By applying their unique approach, the researchers were able to provide evidence for a model of the active structure of phenylalanine hydroxylase that builds upon recent work by their collaborators in Paul Fitzpatrick’s group at UT Health Science Center at San Antonio. In this model, two phenylalanine molecules dock to a pair of sites on the enzyme, bringing a pair of arms together and freeing up the active sites for doing chemistry once more phenylalanine molecules come along.

“I’m very proud that this is our first paper [published since Ando joined the faculty at Princeton]. We wanted it to be very quantitative and heavy on the biochemistry plus heavy on the physical chemistry. I’m really pleased with the way it turned out,” Ando said.
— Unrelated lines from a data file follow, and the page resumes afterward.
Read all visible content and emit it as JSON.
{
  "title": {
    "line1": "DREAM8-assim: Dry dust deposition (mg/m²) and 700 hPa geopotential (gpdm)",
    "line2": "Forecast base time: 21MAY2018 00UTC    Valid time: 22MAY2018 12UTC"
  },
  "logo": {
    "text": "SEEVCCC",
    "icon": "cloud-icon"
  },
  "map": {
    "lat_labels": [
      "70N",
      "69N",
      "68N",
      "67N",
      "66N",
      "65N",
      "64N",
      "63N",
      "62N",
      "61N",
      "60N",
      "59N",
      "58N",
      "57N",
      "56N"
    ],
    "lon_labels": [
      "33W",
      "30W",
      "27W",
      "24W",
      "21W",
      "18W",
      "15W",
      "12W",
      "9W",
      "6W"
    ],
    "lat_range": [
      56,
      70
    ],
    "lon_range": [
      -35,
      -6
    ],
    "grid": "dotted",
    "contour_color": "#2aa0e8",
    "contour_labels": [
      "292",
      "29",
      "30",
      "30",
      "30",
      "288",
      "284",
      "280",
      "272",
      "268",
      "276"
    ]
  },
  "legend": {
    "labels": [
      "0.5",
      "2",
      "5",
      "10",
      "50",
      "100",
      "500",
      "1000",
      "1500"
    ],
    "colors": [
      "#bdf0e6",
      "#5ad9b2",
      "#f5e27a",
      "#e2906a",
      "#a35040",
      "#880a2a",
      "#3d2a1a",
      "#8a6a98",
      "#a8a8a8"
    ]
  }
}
This work was supported by National Health Institutes grants GM100008 and GM098140 and Welch Foundation grant AQ-1245.

Access the paper here:

Meisburger, S. P.; Taylor, A. B.; Khan, C. A.; Zhang, S.; Fitzpatrick, P. F.; Ando, N. “Domain movements upon activation of phenylalanine hydroxylase characterized by crystallography and chromatography-coupled small-angle X-ray scattering.J. Am. Chem. Soc., 2016, 138 (20), pp 6506–6516.DOI: 10.1021/jacs.6b01563. Published online May 4, 2016.